# Willis Tower to be renamed Blackstone Tower?



## Hudson11 (Jun 23, 2011)

Full Height of Willis Tower by Jeff Goldberg, on Flickr


----------



## CF221 (Mar 17, 2009)

It will always be Sears Tower to me.


----------



## ThatOneGuy (Jan 13, 2012)

Whats going on near the top?
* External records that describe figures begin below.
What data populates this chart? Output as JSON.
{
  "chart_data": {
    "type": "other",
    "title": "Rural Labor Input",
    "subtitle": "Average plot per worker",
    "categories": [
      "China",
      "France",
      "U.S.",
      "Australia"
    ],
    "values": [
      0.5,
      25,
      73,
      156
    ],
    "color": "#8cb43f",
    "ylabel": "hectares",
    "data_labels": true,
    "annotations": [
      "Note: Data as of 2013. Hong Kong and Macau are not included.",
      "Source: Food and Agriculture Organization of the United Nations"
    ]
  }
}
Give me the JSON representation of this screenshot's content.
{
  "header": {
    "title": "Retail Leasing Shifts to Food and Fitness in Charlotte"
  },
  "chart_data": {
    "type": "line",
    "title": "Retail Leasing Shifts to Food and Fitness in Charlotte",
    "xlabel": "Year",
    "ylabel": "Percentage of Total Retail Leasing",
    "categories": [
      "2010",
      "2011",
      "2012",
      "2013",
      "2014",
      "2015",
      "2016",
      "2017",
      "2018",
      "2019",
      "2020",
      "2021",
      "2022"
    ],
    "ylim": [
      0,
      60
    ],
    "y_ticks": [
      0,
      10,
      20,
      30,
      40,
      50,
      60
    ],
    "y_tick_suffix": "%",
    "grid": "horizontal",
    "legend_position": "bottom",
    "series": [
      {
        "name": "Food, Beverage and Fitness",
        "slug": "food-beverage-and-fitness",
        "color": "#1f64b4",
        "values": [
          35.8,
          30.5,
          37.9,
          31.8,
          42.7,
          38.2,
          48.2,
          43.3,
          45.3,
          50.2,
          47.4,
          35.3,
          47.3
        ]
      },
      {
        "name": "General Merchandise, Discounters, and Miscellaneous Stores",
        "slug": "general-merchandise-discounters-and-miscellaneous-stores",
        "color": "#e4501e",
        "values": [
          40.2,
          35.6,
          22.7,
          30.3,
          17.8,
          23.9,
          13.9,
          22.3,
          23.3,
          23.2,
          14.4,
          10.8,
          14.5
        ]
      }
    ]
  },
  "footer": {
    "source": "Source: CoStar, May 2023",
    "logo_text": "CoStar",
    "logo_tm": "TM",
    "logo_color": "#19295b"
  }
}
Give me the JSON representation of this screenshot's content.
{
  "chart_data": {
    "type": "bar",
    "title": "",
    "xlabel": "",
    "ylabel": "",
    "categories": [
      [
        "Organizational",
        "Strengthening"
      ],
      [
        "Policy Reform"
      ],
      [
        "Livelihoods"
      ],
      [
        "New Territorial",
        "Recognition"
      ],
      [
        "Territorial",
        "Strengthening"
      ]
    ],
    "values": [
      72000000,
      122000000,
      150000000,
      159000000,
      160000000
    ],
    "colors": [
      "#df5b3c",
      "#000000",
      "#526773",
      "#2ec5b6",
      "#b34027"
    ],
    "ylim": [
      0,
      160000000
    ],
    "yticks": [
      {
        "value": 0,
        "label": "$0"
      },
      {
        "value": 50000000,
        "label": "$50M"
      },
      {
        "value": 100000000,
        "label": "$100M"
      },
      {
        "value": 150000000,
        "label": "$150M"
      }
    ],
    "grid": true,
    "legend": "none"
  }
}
It looks messy.


----------



## ChuckScraperMiami#1 (Aug 15, 2004)

^^The " Blackstone Sears Tower " :nuts::lol:it is kind of a Black color tower made of some sort of dark stonewall color, am I righthno:, it's always to me a dark color Tower everywhere from when you see it, like I did back in 2004 visiting the tower , went up and it was all cloudy and could only see the tops of the other tall towers back then, Cool !! , 
and I Heard and still Sears is Really Owned by Kmart :lol:?? which I Believe is still True, Please correct me on this one, But Kmart did buy Sears a while back, anyone knew about this , Please tell me and Thanks !!
also a Special Thanks to Uaarkson , for posting here Our SSC Friendly Family Forums Friend !!:cheers:




Uaarkson said:


> How about the ******* Sears Tower?


Rest In Peace Stephen " Steve " McFarland , 1955 - 2015, 
We Will Never Forget the Great SSC QuantumX !
Let's GO U of Miami Cranes in 2015 and Beyond Infinity !!


----------



## Hobby Authority (Feb 27, 2015)

Surrealplaces said:


> I never really liked the name 'Willis Tower', and I still call it the Sears Tower....old habits die hard I guess.
> 
> Blackstone isn't bad.


Same here & I am young.


----------